Little barn, you hardly fit my definition of an old barn but you are lovely all the same. I started to ignore you since you were so small. But then I noticed it, the mirror image of you in the landscape. Did your creator know when they placed you there that one day the trees and shrubs would recreate your image? I am mesmerized by the magic of how you have lived so cooperatively in your habitat that it has mimicked you. Even the peak of your roof-line has become a part of the treeline where the window opens to the mountains and valleys on the other side. How picturesque you are, with the colors of Fall all around you and your open doorway inviting inquisitive visitors to see what is inside. Maybe another day.
Oh dear, my divine old barn, you are fading into the landscape: soon to disappear and become extinct. In your better days, they must have been so proud of you. When was it that they stopped caring for you? Was it when the tractor died or when the price of raising a herd became too high for them to continue? Did they lose the farm because they couldn't pay the mortgage or did they just get tired and move to the city? Did they take the easy way out and leave you to fend for yourself? Did the children grow up and the parents grow old? While they were living did they leave you to die? It must have made you sad when day after day you watched for them and they didn't come.
I can't change your future old barn. You are too far gone for anyone to save you from the inevitable. A few heavy rains or one strong gust of wind and you could be gone and we will not have the chance to talk again. You will return to the earth from which grew the trees that made you strong. But you will not be forgotten old barn. Your image has been captured by one who noticed you, standing there at the edge of the woods all alone. You will be remembered my friend, I promise.
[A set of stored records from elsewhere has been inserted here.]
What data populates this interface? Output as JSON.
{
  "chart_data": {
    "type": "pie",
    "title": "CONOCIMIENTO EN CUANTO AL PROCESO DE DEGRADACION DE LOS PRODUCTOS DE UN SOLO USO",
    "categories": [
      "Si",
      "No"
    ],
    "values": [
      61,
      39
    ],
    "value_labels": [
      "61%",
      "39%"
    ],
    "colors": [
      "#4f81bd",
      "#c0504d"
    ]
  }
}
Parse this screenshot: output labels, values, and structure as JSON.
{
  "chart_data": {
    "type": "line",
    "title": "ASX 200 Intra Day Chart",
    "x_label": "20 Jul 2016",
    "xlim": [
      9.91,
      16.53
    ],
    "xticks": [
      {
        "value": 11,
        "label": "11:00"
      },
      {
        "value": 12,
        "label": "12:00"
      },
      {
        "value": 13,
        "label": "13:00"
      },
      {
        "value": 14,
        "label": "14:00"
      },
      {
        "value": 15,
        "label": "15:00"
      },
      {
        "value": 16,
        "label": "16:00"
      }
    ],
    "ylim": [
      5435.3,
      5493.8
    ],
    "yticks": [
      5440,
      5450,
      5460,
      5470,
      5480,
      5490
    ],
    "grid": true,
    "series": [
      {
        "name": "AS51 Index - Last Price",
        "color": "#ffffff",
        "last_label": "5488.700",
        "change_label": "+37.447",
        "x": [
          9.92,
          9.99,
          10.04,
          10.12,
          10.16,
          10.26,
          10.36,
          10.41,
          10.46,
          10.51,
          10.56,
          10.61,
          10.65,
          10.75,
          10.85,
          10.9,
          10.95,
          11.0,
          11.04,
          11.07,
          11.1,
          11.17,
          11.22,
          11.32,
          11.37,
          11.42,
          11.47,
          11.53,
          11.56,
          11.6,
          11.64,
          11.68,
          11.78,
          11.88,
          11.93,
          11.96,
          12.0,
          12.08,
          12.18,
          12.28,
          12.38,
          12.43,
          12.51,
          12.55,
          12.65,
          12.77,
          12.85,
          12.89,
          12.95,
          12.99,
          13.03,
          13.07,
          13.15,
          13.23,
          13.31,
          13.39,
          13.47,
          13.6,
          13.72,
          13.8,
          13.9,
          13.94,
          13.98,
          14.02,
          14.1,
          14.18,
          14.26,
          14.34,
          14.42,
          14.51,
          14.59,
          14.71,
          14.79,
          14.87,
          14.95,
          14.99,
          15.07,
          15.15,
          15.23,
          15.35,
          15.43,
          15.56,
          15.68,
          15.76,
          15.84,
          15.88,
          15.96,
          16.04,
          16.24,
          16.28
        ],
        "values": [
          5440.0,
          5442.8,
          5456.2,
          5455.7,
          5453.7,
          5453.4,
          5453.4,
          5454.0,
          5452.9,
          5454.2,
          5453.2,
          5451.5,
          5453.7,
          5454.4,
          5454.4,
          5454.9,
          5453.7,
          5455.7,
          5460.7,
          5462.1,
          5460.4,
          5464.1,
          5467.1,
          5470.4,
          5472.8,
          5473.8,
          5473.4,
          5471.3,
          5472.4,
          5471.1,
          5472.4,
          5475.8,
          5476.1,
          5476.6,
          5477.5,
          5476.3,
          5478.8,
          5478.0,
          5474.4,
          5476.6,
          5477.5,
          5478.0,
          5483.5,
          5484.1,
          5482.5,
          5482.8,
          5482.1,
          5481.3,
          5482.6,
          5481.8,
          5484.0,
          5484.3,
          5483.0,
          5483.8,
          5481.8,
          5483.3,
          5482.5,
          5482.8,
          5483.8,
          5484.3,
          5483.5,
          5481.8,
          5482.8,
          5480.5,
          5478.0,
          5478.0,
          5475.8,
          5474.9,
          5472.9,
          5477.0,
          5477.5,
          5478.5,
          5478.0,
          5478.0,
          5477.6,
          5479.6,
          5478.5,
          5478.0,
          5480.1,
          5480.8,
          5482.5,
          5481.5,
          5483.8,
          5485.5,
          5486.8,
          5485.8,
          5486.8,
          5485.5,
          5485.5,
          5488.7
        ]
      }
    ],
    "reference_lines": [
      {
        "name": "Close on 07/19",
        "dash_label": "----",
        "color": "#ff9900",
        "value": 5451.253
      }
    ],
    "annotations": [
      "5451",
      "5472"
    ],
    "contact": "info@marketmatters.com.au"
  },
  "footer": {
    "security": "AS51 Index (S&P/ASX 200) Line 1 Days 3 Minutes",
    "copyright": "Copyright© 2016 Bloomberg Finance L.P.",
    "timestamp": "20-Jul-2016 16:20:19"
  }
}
Read the first in the series here
- The Diversity Of Old Barns and the Stories They Tell...
Old barns call to me from the hills and valleys of the countryside. Like people, they have a voice and stories to tell, if we will only listen.
CONCLUSION
This concludes my tribute to old barns. They have brought me immense and unexpected pleasure as they called to me from their place amid the landscape of hills and valleys, open fields and mountainsides. They are as much a part of our history as the soldiers who fought for our freedom. These old barns saw communities brought together to rebuild when fires destroyed them. Many provided a night of shelter for the lone traveler making his way to a better life or trying to get back home from the one that wasn't.
Old barns have shared many a story with me and I hope that in sharing them with you, you have seen them as I have - as story tellers. I hope you have been touched by those that shared with us stories of farming, of families, of the strength and courage of the human spirit. My journey to discover the beauty and stories of old barns will continue. It must. All too soon they will be gone, replaced with metal, pre-fabricated buildings that all look alike: buildings who have been brought in on a truck and dropped on the land. My love of old barns grew from an awareness that these diverse old structures were built from the land on which they stood. And to the land they will return. It is the circle of life.